CD81 binding of viral variants by ELISA. Binding measurements were performed with HCVpp lysates incubated with a range of recombinant CD81 concentrations (0.4 300 μg/mL) (A). The Y-axis shows the mean OD values for bound CD81, and the dotted line represents background cut-off. Error bars represent SD. The saturation binding curves were fitted by non-linear regression. HCVpp incorporating E1E2 from T/F viruses from clearers (n = 7) are represented in warmer colors and from chronic progressors are represented in cooler colors (n = 9). All variants are labelled with subject number and clone identifier. Clearer and chronic progressor HCVpp T/F variants were compared for CD81 binding as Bmax (B) and Kd (C). Variants were assessed for CD81 binding before and after emergence of anti-CD81 antibodies was observed using the epitope mapping ELISA (D). Loess regression curves illustrate the reciprocal relationship between the emergence of nAb activity (ID50) and the decline in Kd of the circulating viral variants over time from 6 of the subjects that developed chronic infection (E).
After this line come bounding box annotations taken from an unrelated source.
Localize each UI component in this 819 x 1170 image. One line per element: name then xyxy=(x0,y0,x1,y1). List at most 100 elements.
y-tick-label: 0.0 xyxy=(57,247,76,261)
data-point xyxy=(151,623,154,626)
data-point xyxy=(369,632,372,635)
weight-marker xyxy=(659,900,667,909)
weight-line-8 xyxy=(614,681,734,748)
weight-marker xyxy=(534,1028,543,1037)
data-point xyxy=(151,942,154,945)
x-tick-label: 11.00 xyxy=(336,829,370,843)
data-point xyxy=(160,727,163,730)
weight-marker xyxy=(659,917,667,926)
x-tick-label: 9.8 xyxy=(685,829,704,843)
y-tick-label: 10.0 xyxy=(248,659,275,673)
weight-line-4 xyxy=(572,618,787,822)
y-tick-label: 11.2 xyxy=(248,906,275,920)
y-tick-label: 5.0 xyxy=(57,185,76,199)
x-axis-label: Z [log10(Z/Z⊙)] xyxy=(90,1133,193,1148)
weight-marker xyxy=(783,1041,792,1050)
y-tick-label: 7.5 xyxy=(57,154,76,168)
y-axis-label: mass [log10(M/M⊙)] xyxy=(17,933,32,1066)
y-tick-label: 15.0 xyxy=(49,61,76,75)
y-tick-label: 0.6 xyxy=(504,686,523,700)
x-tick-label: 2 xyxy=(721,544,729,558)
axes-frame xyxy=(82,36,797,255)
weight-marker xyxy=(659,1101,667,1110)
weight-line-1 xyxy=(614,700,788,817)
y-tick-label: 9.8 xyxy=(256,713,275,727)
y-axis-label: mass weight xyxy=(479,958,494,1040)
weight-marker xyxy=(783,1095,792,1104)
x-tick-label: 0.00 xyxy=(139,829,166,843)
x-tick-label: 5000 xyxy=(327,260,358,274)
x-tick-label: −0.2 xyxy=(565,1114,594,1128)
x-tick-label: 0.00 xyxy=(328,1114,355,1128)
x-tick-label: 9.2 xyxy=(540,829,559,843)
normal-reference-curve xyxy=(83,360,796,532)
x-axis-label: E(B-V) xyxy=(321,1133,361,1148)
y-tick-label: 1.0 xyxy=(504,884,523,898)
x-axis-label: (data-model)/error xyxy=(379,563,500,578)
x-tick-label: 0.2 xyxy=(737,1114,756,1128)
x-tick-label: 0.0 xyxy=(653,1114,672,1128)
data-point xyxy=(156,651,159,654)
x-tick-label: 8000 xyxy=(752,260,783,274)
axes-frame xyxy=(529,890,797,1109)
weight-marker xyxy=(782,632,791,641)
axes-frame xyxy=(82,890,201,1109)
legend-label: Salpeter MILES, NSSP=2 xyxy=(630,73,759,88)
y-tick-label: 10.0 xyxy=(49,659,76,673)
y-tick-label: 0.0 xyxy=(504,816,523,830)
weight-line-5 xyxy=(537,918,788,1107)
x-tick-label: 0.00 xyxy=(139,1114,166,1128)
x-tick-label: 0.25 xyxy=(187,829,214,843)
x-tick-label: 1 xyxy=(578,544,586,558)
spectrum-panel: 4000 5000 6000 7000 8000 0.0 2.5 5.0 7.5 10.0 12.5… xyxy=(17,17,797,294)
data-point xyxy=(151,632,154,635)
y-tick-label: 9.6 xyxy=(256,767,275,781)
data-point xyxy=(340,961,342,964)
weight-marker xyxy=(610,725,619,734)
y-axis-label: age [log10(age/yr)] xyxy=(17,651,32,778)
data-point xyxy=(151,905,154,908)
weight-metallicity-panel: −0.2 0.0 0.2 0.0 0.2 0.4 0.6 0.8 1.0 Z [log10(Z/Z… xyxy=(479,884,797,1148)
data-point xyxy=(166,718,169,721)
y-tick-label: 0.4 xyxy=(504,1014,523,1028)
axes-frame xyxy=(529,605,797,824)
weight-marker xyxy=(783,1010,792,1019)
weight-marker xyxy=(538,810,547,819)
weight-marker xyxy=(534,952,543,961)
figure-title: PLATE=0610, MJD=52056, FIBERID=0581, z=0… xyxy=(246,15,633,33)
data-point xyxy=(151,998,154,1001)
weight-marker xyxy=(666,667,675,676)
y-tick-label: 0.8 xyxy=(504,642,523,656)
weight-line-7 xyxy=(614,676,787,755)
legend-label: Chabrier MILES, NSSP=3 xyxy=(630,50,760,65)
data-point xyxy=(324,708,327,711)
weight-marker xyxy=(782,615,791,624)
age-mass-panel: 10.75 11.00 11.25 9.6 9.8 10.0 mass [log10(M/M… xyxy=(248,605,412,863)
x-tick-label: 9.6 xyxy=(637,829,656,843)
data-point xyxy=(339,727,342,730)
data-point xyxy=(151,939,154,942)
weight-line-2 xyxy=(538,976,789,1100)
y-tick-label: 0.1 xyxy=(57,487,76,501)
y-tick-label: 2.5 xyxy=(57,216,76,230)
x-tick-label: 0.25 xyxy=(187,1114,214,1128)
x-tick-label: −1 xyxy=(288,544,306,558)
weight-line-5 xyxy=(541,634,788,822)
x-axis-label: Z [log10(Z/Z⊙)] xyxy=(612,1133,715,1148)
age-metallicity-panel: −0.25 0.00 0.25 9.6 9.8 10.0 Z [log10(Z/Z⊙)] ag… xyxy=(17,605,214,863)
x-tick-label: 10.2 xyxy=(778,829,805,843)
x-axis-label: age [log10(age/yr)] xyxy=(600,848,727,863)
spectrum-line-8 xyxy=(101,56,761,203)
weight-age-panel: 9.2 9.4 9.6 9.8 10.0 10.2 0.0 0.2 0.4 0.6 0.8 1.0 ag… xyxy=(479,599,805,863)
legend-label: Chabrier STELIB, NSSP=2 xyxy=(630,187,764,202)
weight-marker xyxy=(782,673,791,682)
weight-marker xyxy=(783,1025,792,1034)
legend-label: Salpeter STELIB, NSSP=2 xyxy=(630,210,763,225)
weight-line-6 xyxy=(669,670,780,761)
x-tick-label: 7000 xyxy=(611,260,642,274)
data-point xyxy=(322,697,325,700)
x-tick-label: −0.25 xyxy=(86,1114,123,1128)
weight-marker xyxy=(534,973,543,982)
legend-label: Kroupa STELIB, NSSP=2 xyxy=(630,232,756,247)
Higher diversity in viral population prior to nAb emergence predicts chronic progression

To test the hypothesis that delayed emergence of nAbs may advantage the virus by enabling a greater repertoire of emergent variants and hence potential for immune escape from nAb selection, the Shannon Entropy (SE) across the E1 and E2 regions was calculated from viral sequences and analyzed over the course of infection (Fig. 6). Firstly, in a time-matched comparison, the timepoint identified to have the greatest SE prior to 51 DPI was selected for each of the 15 subjects (Core/NS seroconversion in the commercial anti-HCV assay was defined as occurring at 51 DPI, see Methods for explanation). Comparison of the SE within E1 and E2 over this period showed no significant difference between clearers and chronic progressors (E1: clearers SE = 0.02989 chronic progressors SE = 0.03525, p = 0.8048. E2: clearers SE = 0.02758, chronic progressors SE = 0.03475, p = 0.6200) (Fig. 6A,B). In contrast, when the last time point prior to nAb emergence was compared, chronic progressors had significantly higher SE in both E1 and E2 when compared to clearers (E1: clearers SE = 0.02502, chronic progressors SE = 0.04318, p = 0.0262. E2: clearers SE = 0.01879, chronic progressors SE = 0.0361, p = 0.0175) (Fig. 6C,D).

Figure 6

Shannon entropy across E1 and E2 regions. Shannon entropy (SE) across the E1 and E2 region was calculated and compared for clearers and chronic progressors over the first 51 days post-infection (DPI) (pre-Core/NS seroconversion) for both E1 (A) and E2 (B). Comparison of SE at the last sampling point prior to nAb emergence was also compared for clearers and chronic progressors across E1 (C) and E2 (D).